Thanks for taking the time to reply, Ferrante

I should have been clear - the log snippet was from when I was using an LED panel.
Ekos captured 80 images, but saved only 40 of them. The cycle is: Capture, check ADU and decide it is OK (this file is not saved), capture again (this file is saved)
Although the exposures are 1 second and the reported download time is just over 1 second, the total overhead of exposure, download and process adds up to ~ 5 seconds per frame. There is no intentional delay set.


With sky flats, I did try widening the acceptable ADU values. If the ADU range is 19000 +/- 1000 the procedure starts somewhere in the range. If the sky is darkening, once the ADU goes below 18000, the algorithm increases the exposure, but only a very small increment. This raises the ADU to something like 18030. The 'test exposure' decides that is OK, but by the time the next exposure is taken the ADU value is back down to 17980. So it increases the exposure again by a few thousands of a second, gets back up to just slightly above 18000, declares that to be OK, takes what should be the next valid image but the ADU is again slightly below 18000.

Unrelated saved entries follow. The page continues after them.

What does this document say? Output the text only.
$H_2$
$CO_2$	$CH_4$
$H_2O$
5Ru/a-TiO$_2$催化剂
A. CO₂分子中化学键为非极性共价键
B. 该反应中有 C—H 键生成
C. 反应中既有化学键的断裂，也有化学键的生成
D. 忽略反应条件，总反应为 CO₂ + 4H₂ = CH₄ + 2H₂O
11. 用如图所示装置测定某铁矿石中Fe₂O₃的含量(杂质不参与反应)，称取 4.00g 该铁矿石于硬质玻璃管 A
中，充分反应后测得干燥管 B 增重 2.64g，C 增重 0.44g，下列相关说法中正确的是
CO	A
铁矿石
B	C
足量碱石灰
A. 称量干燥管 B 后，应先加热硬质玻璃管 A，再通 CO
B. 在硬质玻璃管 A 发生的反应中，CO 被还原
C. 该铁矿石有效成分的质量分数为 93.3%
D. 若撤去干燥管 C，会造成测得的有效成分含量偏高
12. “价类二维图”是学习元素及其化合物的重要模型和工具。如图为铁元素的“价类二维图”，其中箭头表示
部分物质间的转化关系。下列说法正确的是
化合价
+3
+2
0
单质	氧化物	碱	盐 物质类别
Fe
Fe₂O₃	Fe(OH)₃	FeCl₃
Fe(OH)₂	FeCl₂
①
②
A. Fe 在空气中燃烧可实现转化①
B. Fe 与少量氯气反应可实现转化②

Widening the ADU range further will not change the behavior, it would simply change the 'cycling' from 18000 ADU to some other point.

I will try to find a log where this happened. The solution would seem to be to have the algorithm try to change the exposure to hit the *farther away* ADU limit, not the nearest ADU limit - but I do not know how the program is calculating its 'corrected' exposure time.